После нескольких бессонных ночей – остановка в городе Берут Старый. Всюду следы недавних боев. Жители растаскивали из магазинов продукты, вещи и мебель – из пустых квартир.
– Сегодня, кажется, отоспимся, – говорил комбат Буньков. – Ищите помещение. Размещайтесь.
Мы с Сашей и Володей зашли в один дом. Хорошая обстановка. Чисто. На стене – портрет Ленина! Нас встретили две женщины и молодой человек, чуть старше нас.

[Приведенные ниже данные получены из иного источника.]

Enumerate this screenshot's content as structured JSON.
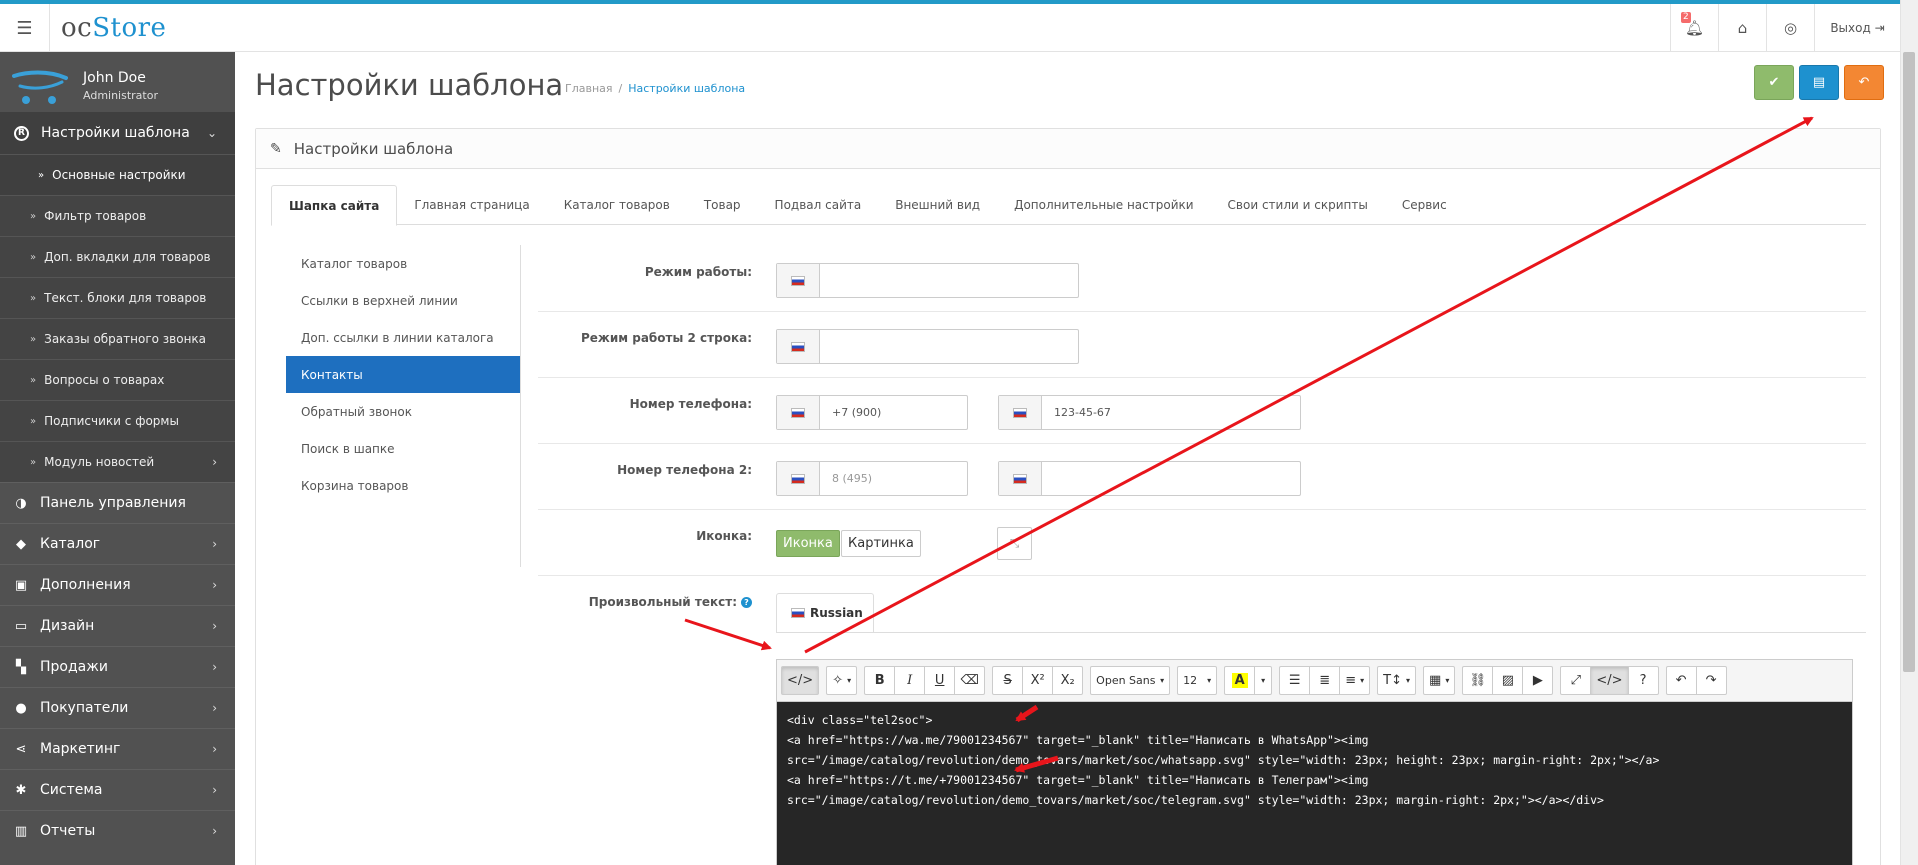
{
  "header": {
    "brand_oc": "oc",
    "brand_store": "Store",
    "notifications_count": "2",
    "logout_label": "Выход"
  },
  "sidebar": {
    "user_name": "John Doe",
    "user_role": "Administrator",
    "active_section": "Настройки шаблона",
    "active_sub": "Основные настройки",
    "sub_items": [
      "Фильтр товаров",
      "Доп. вкладки для товаров",
      "Текст. блоки для товаров",
      "Заказы обратного звонка",
      "Вопросы о товарах",
      "Подписчики с формы",
      "Модуль новостей"
    ],
    "main_items": [
      {
        "label": "Панель управления",
        "icon": "dashboard-icon"
      },
      {
        "label": "Каталог",
        "icon": "tag-icon"
      },
      {
        "label": "Дополнения",
        "icon": "puzzle-icon"
      },
      {
        "label": "Дизайн",
        "icon": "monitor-icon"
      },
      {
        "label": "Продажи",
        "icon": "cart-icon"
      },
      {
        "label": "Покупатели",
        "icon": "user-icon"
      },
      {
        "label": "Маркетинг",
        "icon": "share-icon"
      },
      {
        "label": "Система",
        "icon": "gear-icon"
      },
      {
        "label": "Отчеты",
        "icon": "bar-chart-icon"
      }
    ]
  },
  "page": {
    "title": "Настройки шаблона",
    "breadcrumb_home": "Главная",
    "breadcrumb_current": "Настройки шаблона",
    "panel_title": "Настройки шаблона"
  },
  "tabs": [
    "Шапка сайта",
    "Главная страница",
    "Каталог товаров",
    "Товар",
    "Подвал сайта",
    "Внешний вид",
    "Дополнительные настройки",
    "Свои стили и скрипты",
    "Сервис"
  ],
  "vnav": [
    "Каталог товаров",
    "Ссылки в верхней линии",
    "Доп. ссылки в линии каталога",
    "Контакты",
    "Обратный звонок",
    "Поиск в шапке",
    "Корзина товаров"
  ],
  "form": {
    "work_mode_label": "Режим работы:",
    "work_mode_value": "",
    "work_mode2_label": "Режим работы 2 строка:",
    "work_mode2_value": "",
    "phone_label": "Номер телефона:",
    "phone_code_value": "+7 (900)",
    "phone_number_value": "123-45-67",
    "phone2_label": "Номер телефона 2:",
    "phone2_code_placeholder": "8 (495)",
    "phone2_number_value": "",
    "icon_label": "Иконка:",
    "icon_toggle_on": "Иконка",
    "icon_toggle_off": "Картинка",
    "custom_text_label": "Произвольный текст:",
    "help_mark": "?",
    "lang_tab": "Russian"
  },
  "editor": {
    "font_name": "Open Sans",
    "font_size": "12",
    "code": "<div class=\"tel2soc\">\n<a href=\"https://wa.me/79001234567\" target=\"_blank\" title=\"Написать в WhatsApp\"><img\nsrc=\"/image/catalog/revolution/demo_tovars/market/soc/whatsapp.svg\" style=\"width: 23px; height: 23px; margin-right: 2px;\"></a>\n<a href=\"https://t.me/+79001234567\" target=\"_blank\" title=\"Написать в Телеграм\"><img\nsrc=\"/image/catalog/revolution/demo_tovars/market/soc/telegram.svg\" style=\"width: 23px; margin-right: 2px;\"></a></div>"
  },
  "colors": {
    "accent": "#1e91cf",
    "sidebar_bg": "#515151",
    "success": "#8fbb6c",
    "warning": "#f38733",
    "annotation": "#e8151b"
  }
}
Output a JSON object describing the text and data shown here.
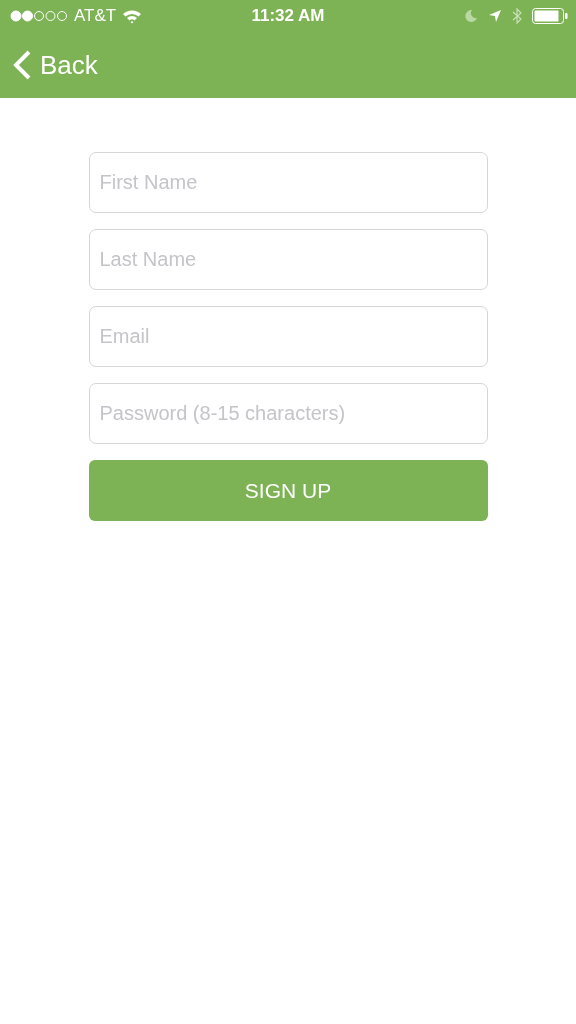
{
  "status_bar": {
    "carrier": "AT&T",
    "time": "11:32 AM"
  },
  "nav_bar": {
    "back_label": "Back"
  },
  "form": {
    "fields": [
      {
        "placeholder": "First Name"
      },
      {
        "placeholder": "Last Name"
      },
      {
        "placeholder": "Email"
      },
      {
        "placeholder": "Password (8-15 characters)"
      }
    ],
    "submit_label": "SIGN UP"
  }
}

– Пойдем, – заторопился Саша. – Лучше в каком-нибудь пустом доме.
Хозяева пригласили нас остаться.
– А откуда у вас этот портрет? – спросил я.
Молодой человек что-то горячо объяснял по-польски.
– Что? Что? – не понял Володя.
Я, кажется, понял:
– Он говорит, что этот портрет был у отца, которого забрали немцы.
– Вот это человек! – сказал Саша. – Давай здесь!
Не успели мы вернуться к нашим и сказать, что помещение найдено, узнали: "По машинам!"
– Всем быть в боевой готовности, – предупредил майор Катонин, когда мы заняли места в машинах. – Патроны, гранаты, чтобы все было готово.